WMV (ASF) supports multiple audio tracks, but FLAC does not — it is a single-stream format. By default, FFmpeg will select the first (or best-ranked) audio track for conversion. If you need a specific audio track, add the -map flag to the command, for example: ffmpeg -i input.wmv -map 0:a:1 -c:a flac -compression_level 5 output.flac to select the second audio track.

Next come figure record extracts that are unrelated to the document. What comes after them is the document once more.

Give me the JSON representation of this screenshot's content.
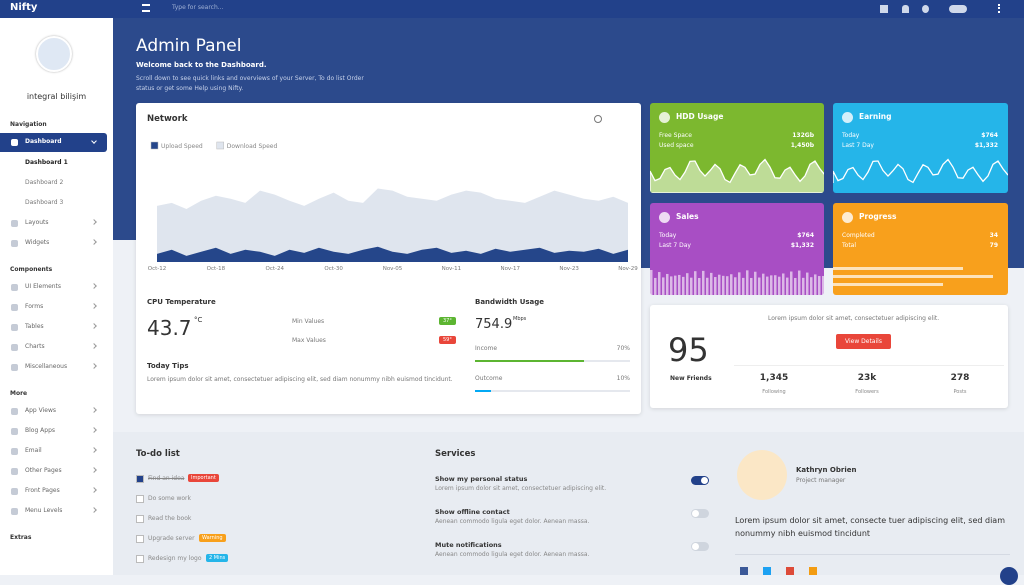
{
  "topbar": {
    "brand": "Nifty",
    "search_placeholder": "Type for search..."
  },
  "sidebar": {
    "user": "integral bilişim",
    "sections": [
      {
        "title": "Navigation",
        "items": [
          {
            "label": "Dashboard",
            "children": [
              "Dashboard 1",
              "Dashboard 2",
              "Dashboard 3"
            ]
          },
          {
            "label": "Layouts"
          },
          {
            "label": "Widgets"
          }
        ]
      },
      {
        "title": "Components",
        "items": [
          {
            "label": "UI Elements"
          },
          {
            "label": "Forms"
          },
          {
            "label": "Tables"
          },
          {
            "label": "Charts"
          },
          {
            "label": "Miscellaneous"
          }
        ]
      },
      {
        "title": "More",
        "items": [
          {
            "label": "App Views"
          },
          {
            "label": "Blog Apps"
          },
          {
            "label": "Email"
          },
          {
            "label": "Other Pages"
          },
          {
            "label": "Front Pages"
          },
          {
            "label": "Menu Levels"
          }
        ]
      },
      {
        "title": "Extras",
        "items": []
      }
    ]
  },
  "header": {
    "title": "Admin Panel",
    "subtitle": "Welcome back to the Dashboard.",
    "description": "Scroll down to see quick links and overviews of your Server, To do list Order status or get some Help using Nifty."
  },
  "chart_data": {
    "type": "area",
    "title": "Network",
    "categories": [
      "Oct-12",
      null,
      null,
      null,
      "Oct-18",
      null,
      null,
      null,
      "Oct-24",
      null,
      null,
      null,
      "Oct-30",
      null,
      null,
      null,
      "Nov-05",
      null,
      null,
      null,
      "Nov-11",
      null,
      null,
      null,
      "Nov-17",
      null,
      null,
      null,
      "Nov-23",
      null,
      null,
      null,
      "Nov-29"
    ],
    "ylim": [
      0,
      100
    ],
    "series": [
      {
        "name": "Download Speed",
        "color": "#dfe5ee",
        "values": [
          55,
          58,
          52,
          60,
          65,
          62,
          58,
          70,
          66,
          60,
          55,
          62,
          68,
          60,
          58,
          72,
          70,
          64,
          62,
          60,
          66,
          70,
          68,
          62,
          60,
          58,
          64,
          70,
          66,
          62,
          60,
          64,
          58
        ]
      },
      {
        "name": "Upload Speed",
        "color": "#25468a",
        "values": [
          8,
          12,
          6,
          10,
          14,
          8,
          12,
          10,
          6,
          12,
          9,
          14,
          10,
          8,
          12,
          15,
          10,
          8,
          12,
          14,
          9,
          11,
          8,
          13,
          10,
          12,
          14,
          9,
          11,
          10,
          13,
          8,
          12
        ]
      }
    ]
  },
  "cpu": {
    "title": "CPU Temperature",
    "value": "43.7",
    "unit": "°C",
    "min_label": "Min Values",
    "min": "37°",
    "max_label": "Max Values",
    "max": "59°"
  },
  "tips": {
    "title": "Today Tips",
    "text": "Lorem ipsum dolor sit amet, consectetuer adipiscing elit, sed diam nonummy nibh euismod tincidunt."
  },
  "bandwidth": {
    "title": "Bandwidth Usage",
    "value": "754.9",
    "unit": "Mbps",
    "bars": [
      {
        "label": "Income",
        "value": 70,
        "value_label": "70%"
      },
      {
        "label": "Outcome",
        "value": 10,
        "value_label": "10%"
      }
    ]
  },
  "cards": [
    {
      "title": "HDD Usage",
      "rows": [
        [
          "Free Space",
          "132Gb"
        ],
        [
          "Used space",
          "1,450b"
        ]
      ]
    },
    {
      "title": "Earning",
      "rows": [
        [
          "Today",
          "$764"
        ],
        [
          "Last 7 Day",
          "$1,332"
        ]
      ]
    },
    {
      "title": "Sales",
      "rows": [
        [
          "Today",
          "$764"
        ],
        [
          "Last 7 Day",
          "$1,332"
        ]
      ]
    },
    {
      "title": "Progress",
      "rows": [
        [
          "Completed",
          "34"
        ],
        [
          "Total",
          "79"
        ]
      ]
    }
  ],
  "friends": {
    "text": "Lorem ipsum dolor sit amet, consectetuer adipiscing elit.",
    "button": "View Details",
    "count": 95,
    "label": "New Friends",
    "stats": [
      [
        "1,345",
        "Following"
      ],
      [
        "23k",
        "Followers"
      ],
      [
        278,
        "Posts"
      ]
    ]
  },
  "todo": {
    "title": "To-do list",
    "items": [
      {
        "text": "Find an idea",
        "tag": "Important"
      },
      {
        "text": "Do some work"
      },
      {
        "text": "Read the book"
      },
      {
        "text": "Upgrade server",
        "tag": "Warning"
      },
      {
        "text": "Redesign my logo",
        "tag": "2 Mins"
      }
    ]
  },
  "services": {
    "title": "Services",
    "items": [
      {
        "title": "Show my personal status",
        "text": "Lorem ipsum dolor sit amet, consectetuer adipiscing elit."
      },
      {
        "title": "Show offline contact",
        "text": "Aenean commodo ligula eget dolor. Aenean massa."
      },
      {
        "title": "Mute notifications",
        "text": "Aenean commodo ligula eget dolor. Aenean massa."
      }
    ]
  },
  "profile": {
    "name": "Kathryn Obrien",
    "role": "Project manager",
    "quote": "Lorem ipsum dolor sit amet, consecte tuer adipiscing elit, sed diam nonummy nibh euismod tincidunt"
  }
}
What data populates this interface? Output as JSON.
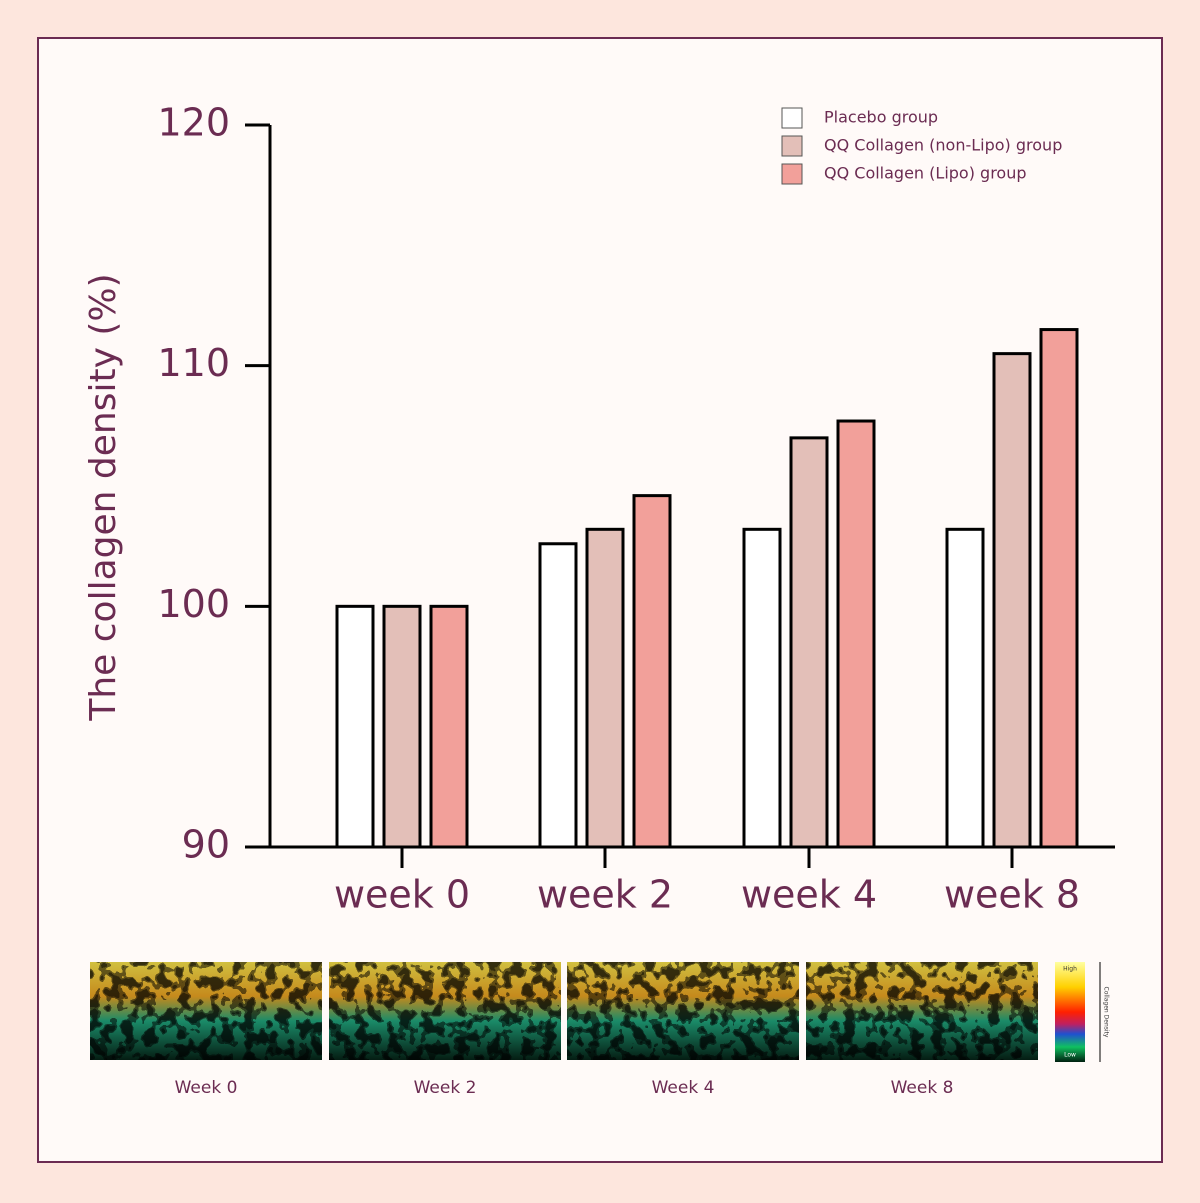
{
  "chart_data": {
    "type": "bar",
    "ylabel": "The collagen density (%)",
    "categories": [
      "week 0",
      "week 2",
      "week 4",
      "week 8"
    ],
    "series": [
      {
        "name": "Placebo group",
        "color": "#ffffff",
        "values": [
          100,
          102.6,
          103.2,
          103.2
        ]
      },
      {
        "name": "QQ Collagen (non-Lipo) group",
        "color": "#e3bfb8",
        "values": [
          100,
          103.2,
          107.0,
          110.5
        ]
      },
      {
        "name": "QQ Collagen (Lipo) group",
        "color": "#f2a09a",
        "values": [
          100,
          104.6,
          107.7,
          111.5
        ]
      }
    ],
    "ylim": [
      90,
      120
    ],
    "yticks": [
      90,
      100,
      110,
      120
    ],
    "grid": false,
    "legend": "top-right"
  },
  "image_strip": {
    "labels": [
      "Week 0",
      "Week 2",
      "Week 4",
      "Week 8"
    ],
    "colorbar": {
      "high": "High",
      "low": "Low",
      "title": "Collagen Density"
    }
  }
}
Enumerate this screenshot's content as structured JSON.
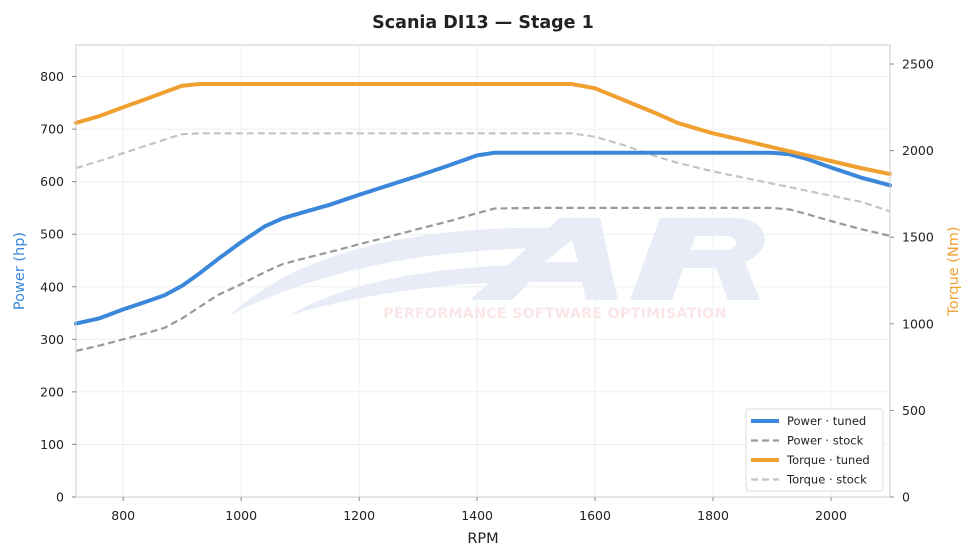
{
  "chart_data": {
    "type": "line",
    "title": "Scania DI13 — Stage 1",
    "xlabel": "RPM",
    "ylabel_left": "Power (hp)",
    "ylabel_right": "Torque (Nm)",
    "xlim": [
      720,
      2100
    ],
    "ylim_left": [
      0,
      860
    ],
    "ylim_right": [
      0,
      2610
    ],
    "x_ticks": [
      800,
      1000,
      1200,
      1400,
      1600,
      1800,
      2000
    ],
    "y_left_ticks": [
      0,
      100,
      200,
      300,
      400,
      500,
      600,
      700,
      800
    ],
    "y_right_ticks": [
      0,
      500,
      1000,
      1500,
      2000,
      2500
    ],
    "grid": true,
    "legend_position": "lower-right",
    "colors": {
      "power": "#3b87d9",
      "torque": "#f0a030",
      "power_stock": "#999999",
      "torque_stock": "#c4c4c4",
      "axis": "#cccccc",
      "watermark": "#e8ecf7"
    },
    "series": [
      {
        "name": "Power · tuned",
        "axis": "left",
        "style": "solid",
        "points": [
          [
            720,
            330
          ],
          [
            760,
            340
          ],
          [
            800,
            357
          ],
          [
            840,
            372
          ],
          [
            870,
            384
          ],
          [
            900,
            402
          ],
          [
            930,
            426
          ],
          [
            960,
            452
          ],
          [
            1000,
            485
          ],
          [
            1040,
            515
          ],
          [
            1070,
            530
          ],
          [
            1100,
            540
          ],
          [
            1150,
            556
          ],
          [
            1200,
            575
          ],
          [
            1250,
            593
          ],
          [
            1300,
            611
          ],
          [
            1350,
            630
          ],
          [
            1400,
            650
          ],
          [
            1430,
            655
          ],
          [
            1500,
            655
          ],
          [
            1600,
            655
          ],
          [
            1700,
            655
          ],
          [
            1800,
            655
          ],
          [
            1900,
            655
          ],
          [
            1930,
            652
          ],
          [
            1960,
            643
          ],
          [
            2000,
            627
          ],
          [
            2050,
            608
          ],
          [
            2100,
            593
          ]
        ]
      },
      {
        "name": "Power · stock",
        "axis": "left",
        "style": "dashed",
        "points": [
          [
            720,
            278
          ],
          [
            760,
            288
          ],
          [
            800,
            300
          ],
          [
            840,
            312
          ],
          [
            870,
            322
          ],
          [
            900,
            340
          ],
          [
            930,
            362
          ],
          [
            960,
            384
          ],
          [
            1000,
            405
          ],
          [
            1040,
            428
          ],
          [
            1070,
            443
          ],
          [
            1100,
            452
          ],
          [
            1150,
            466
          ],
          [
            1200,
            481
          ],
          [
            1250,
            495
          ],
          [
            1300,
            510
          ],
          [
            1350,
            524
          ],
          [
            1400,
            540
          ],
          [
            1430,
            549
          ],
          [
            1500,
            550
          ],
          [
            1600,
            550
          ],
          [
            1700,
            550
          ],
          [
            1800,
            550
          ],
          [
            1900,
            550
          ],
          [
            1930,
            547
          ],
          [
            1960,
            538
          ],
          [
            2000,
            525
          ],
          [
            2050,
            510
          ],
          [
            2100,
            497
          ]
        ]
      },
      {
        "name": "Torque · tuned",
        "axis": "right",
        "style": "solid",
        "points": [
          [
            720,
            2160
          ],
          [
            760,
            2200
          ],
          [
            800,
            2250
          ],
          [
            840,
            2300
          ],
          [
            880,
            2350
          ],
          [
            900,
            2375
          ],
          [
            930,
            2385
          ],
          [
            1000,
            2385
          ],
          [
            1100,
            2385
          ],
          [
            1200,
            2385
          ],
          [
            1300,
            2385
          ],
          [
            1400,
            2385
          ],
          [
            1500,
            2385
          ],
          [
            1560,
            2385
          ],
          [
            1600,
            2360
          ],
          [
            1650,
            2290
          ],
          [
            1700,
            2220
          ],
          [
            1740,
            2160
          ],
          [
            1780,
            2120
          ],
          [
            1800,
            2100
          ],
          [
            1850,
            2060
          ],
          [
            1900,
            2020
          ],
          [
            1950,
            1980
          ],
          [
            2000,
            1940
          ],
          [
            2050,
            1900
          ],
          [
            2100,
            1865
          ]
        ]
      },
      {
        "name": "Torque · stock",
        "axis": "right",
        "style": "dashed",
        "points": [
          [
            720,
            1900
          ],
          [
            760,
            1940
          ],
          [
            800,
            1985
          ],
          [
            840,
            2030
          ],
          [
            880,
            2075
          ],
          [
            900,
            2095
          ],
          [
            930,
            2100
          ],
          [
            1000,
            2100
          ],
          [
            1100,
            2100
          ],
          [
            1200,
            2100
          ],
          [
            1300,
            2100
          ],
          [
            1400,
            2100
          ],
          [
            1500,
            2100
          ],
          [
            1560,
            2100
          ],
          [
            1600,
            2080
          ],
          [
            1650,
            2030
          ],
          [
            1700,
            1970
          ],
          [
            1740,
            1930
          ],
          [
            1800,
            1880
          ],
          [
            1850,
            1845
          ],
          [
            1900,
            1810
          ],
          [
            1950,
            1775
          ],
          [
            2000,
            1740
          ],
          [
            2050,
            1705
          ],
          [
            2100,
            1650
          ]
        ]
      }
    ]
  },
  "watermark": {
    "text": "PERFORMANCE SOFTWARE OPTIMISATION"
  }
}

On Linux or macOS, you can loop through files in a directory with: for f in *.wmv; do ffmpeg -i "$f" -c:a flac -compression_level 5 "${f%.wmv}.flac"; done. On Windows Command Prompt, use: for %f in (*.wmv) do ffmpeg -i "%f" -c:a flac -compression_level 5 "%~nf.flac". This applies the exact same conversion settings to every WMV file in the current folder.
Technical Notes
The ASF container used by WMV carries audio in one of several codecs — most commonly WMAv2 (wmav2), but sometimes AAC or MP3 depending on how the file was produced. In all cases, FFmpeg fully decodes the compressed audio to PCM before re-encoding to FLAC, so the conversion process is a full transcode of the audio stream, not a remux. The -f asf flag is not needed on the output side since we are producing a FLAC file, and no special container flags are required for FLAC. FLAC does not support multiple audio streams in a single file, so only one audio track will be present in the output. WMV files sometimes carry DRM (Digital Rights Management) protection using Microsoft's PlayReady or older WMDRM systems; FFmpeg cannot process DRM-protected WMV files, and attempting to do so will result in an error or a silent/corrupted audio output. Subtitles and chapter markers present in the WMV are silently dropped, as FLAC supports neither. Replay Gain tags and cue sheet embedding, which FLAC supports natively, are not automatically generated during conversion but can be added afterward with tools like mp3gain or foobar2000.